Acteur pour Tavernier
The Band va seen 1983, sans Robertson, après des retrouvailles entre Helm et Danko. Le groupe tourne, enregistre, mais on est loin de la magie des années 1970. En 1998, Levon Helm apprend qu'il a un cancer de la gorge. Si la maladie l'empêche longtemps de quasiment proférer un son, il continue de participer à des séances et de mener le Levon Helm Studios, superbe endroit au 160 Plochmann Lane, à Woodstock, qu'il a acquis en 1975, tout en bois, doté de studios d'enregistrements, d'une salle de concerts et où se perpétue un esprit familial et chaleureux. Levon Helm devient une sorte de mentor pour de nombreux musiciens qui viennent le voir chez lui.
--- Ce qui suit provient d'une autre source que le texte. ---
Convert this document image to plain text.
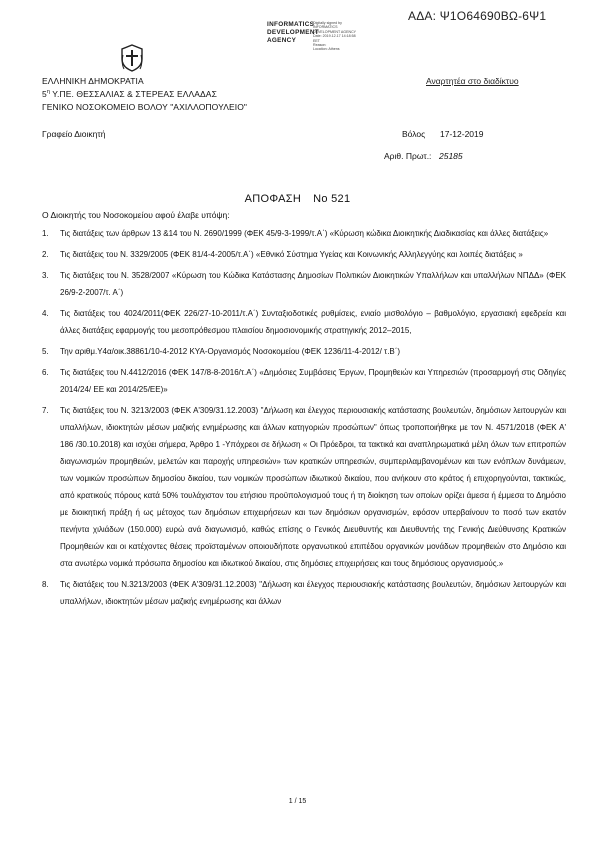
ΑΔΑ: Ψ1Ο64690ΒΩ-6Ψ1
INFORMATICS
DEVELOPMENT
AGENCY
Digitally signed by
INFORMATICS
DEVELOPMENT AGENCY
Date: 2019.12.17 14:18:58
EET
Reason:
Location: Athens
ΕΛΛΗΝΙΚΗ ΔΗΜΟΚΡΑΤΙΑ
$5^\eta$ Υ.ΠΕ. ΘΕΣΣΑΛΙΑΣ & ΣΤΕΡΕΑΣ ΕΛΛΑΔΑΣ
ΓΕΝΙΚΟ ΝΟΣΟΚΟΜΕΙΟ ΒΟΛΟΥ "ΑΧΙΛΛΟΠΟΥΛΕΙΟ"
Αναρτητέα στο διαδίκτυο
Γραφείο Διοικητή	Βόλος 17-12-2019
Αριθ. Πρωτ.: 25185
ΑΠΟΦΑΣΗ Νο 521
Ο Διοικητής του Νοσοκομείου αφού έλαβε υπόψη:
1. Τις διατάξεις των άρθρων 13 &14 του Ν. 2690/1999 (ΦΕΚ 45/9-3-1999/τ.Α΄) «Κύρωση κώδικα Διοικητικής Διαδικασίας και άλλες διατάξεις»
2. Τις διατάξεις του Ν. 3329/2005 (ΦΕΚ 81/4-4-2005/τ.Α΄) «Εθνικό Σύστημα Υγείας και Κοινωνικής Αλληλεγγύης και λοιπές διατάξεις »
3. Τις διατάξεις του Ν. 3528/2007 «Κύρωση του Κώδικα Κατάστασης Δημοσίων Πολιτικών Διοικητικών Υπαλλήλων και υπαλλήλων ΝΠΔΔ» (ΦΕΚ 26/9-2-2007/τ. Α΄)
4. Τις διατάξεις του 4024/2011(ΦΕΚ 226/27-10-2011/τ.Α΄) Συνταξιοδοτικές ρυθμίσεις, ενιαίο μισθολόγιο – βαθμολόγιο, εργασιακή εφεδρεία και άλλες διατάξεις εφαρμογής του μεσοπρόθεσμου πλαισίου δημοσιονομικής στρατηγικής 2012–2015,
5. Την αριθμ.Υ4α/οικ.38861/10-4-2012 ΚΥΑ-Οργανισμός Νοσοκομείου (ΦΕΚ 1236/11-4-2012/ τ.Β΄)
6. Τις διατάξεις του Ν.4412/2016 (ΦΕΚ 147/8-8-2016/τ.Α΄) «Δημόσιες Συμβάσεις Έργων, Προμηθειών και Υπηρεσιών (προσαρμογή στις Οδηγίες 2014/24/ ΕΕ και 2014/25/ΕΕ)»
7. Τις διατάξεις του Ν. 3213/2003 (ΦΕΚ Α'309/31.12.2003) "Δήλωση και έλεγχος περιουσιακής κατάστασης βουλευτών, δημόσιων λειτουργών και υπαλλήλων, ιδιοκτητών μέσων μαζικής ενημέρωσης και άλλων κατηγοριών προσώπων" όπως τροποποιήθηκε με τον Ν. 4571/2018 (ΦΕΚ Α' 186 /30.10.2018) και ισχύει σήμερα, Άρθρο 1 -Υπόχρεοι σε δήλωση « Οι Πρόεδροι, τα τακτικά και αναπληρωματικά μέλη όλων των επιτροπών διαγωνισμών προμηθειών, μελετών και παροχής υπηρεσιών» των κρατικών υπηρεσιών, συμπεριλαμβανομένων και των ενόπλων δυνάμεων, των νομικών προσώπων δημοσίου δικαίου, των νομικών προσώπων ιδιωτικού δικαίου, που ανήκουν στο κράτος ή επιχορηγούνται, τακτικώς, από κρατικούς πόρους κατά 50% τουλάχιστον του ετήσιου προϋπολογισμού τους ή τη διοίκηση των οποίων ορίζει άμεσα ή έμμεσα το Δημόσιο με διοικητική πράξη ή ως μέτοχος των δημόσιων επιχειρήσεων και των δημόσιων οργανισμών, εφόσον υπερβαίνουν το ποσό των εκατόν πενήντα χιλιάδων (150.000) ευρώ ανά διαγωνισμό, καθώς επίσης ο Γενικός Διευθυντής και Διευθυντής της Γενικής Διεύθυνσης Κρατικών Προμηθειών και οι κατέχοντες θέσεις προϊσταμένων οποιουδήποτε οργανωτικού επιπέδου οργανικών μονάδων προμηθειών στο Δημόσιο και στα ανωτέρω νομικά πρόσωπα δημοσίου και ιδιωτικού δικαίου, στις δημόσιες επιχειρήσεις και τους δημόσιους οργανισμούς.»
8. Τις διατάξεις του Ν.3213/2003 (ΦΕΚ Α'309/31.12.2003) "Δήλωση και έλεγχος περιουσιακής κατάστασης βουλευτών, δημόσιων λειτουργών και υπαλλήλων, ιδιοκτητών μέσων μαζικής ενημέρωσης και άλλων
1 / 15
En 1999 la mort de Danko met définitivement fin à The Band.
Endetté par le coût du traitement de son cancer, Levon Helm va organiser, à partir de 2004 dans ses studios, des rendez-vous réguliers de musiciens du rock, de la country et du blues, ouverts au public. A la fin des années 2000, sa santé vocale s'améliore. Il enregistre deux albums, qui obtiendront des Grammy Awards : Dirt Farmer, en 2007, poignante évocation de la vie dans le Sud rural de son enfance - magnifique Wide River to Cross - et Electric Dirt, en 2009 rassemblent des reprises de thèmes country et blues et des compositions originales de la même veine. Au cinéma on le verra encore croisant le chemin de Tommy Lee Jones dans le périple de Trois enterrements (2005), que l'acteur a réalisé. Et Helm, campera un fantomatique général sudiste John Bell Hood (qui fût amputé d'un bars et d'une jambe lors de la Guerre de Sécession), dans le film de Bertrand Tavernier Dans la brume électrique (2009) d'après le livre de James Lee Burke In the Electric Mist with Confederate Dead.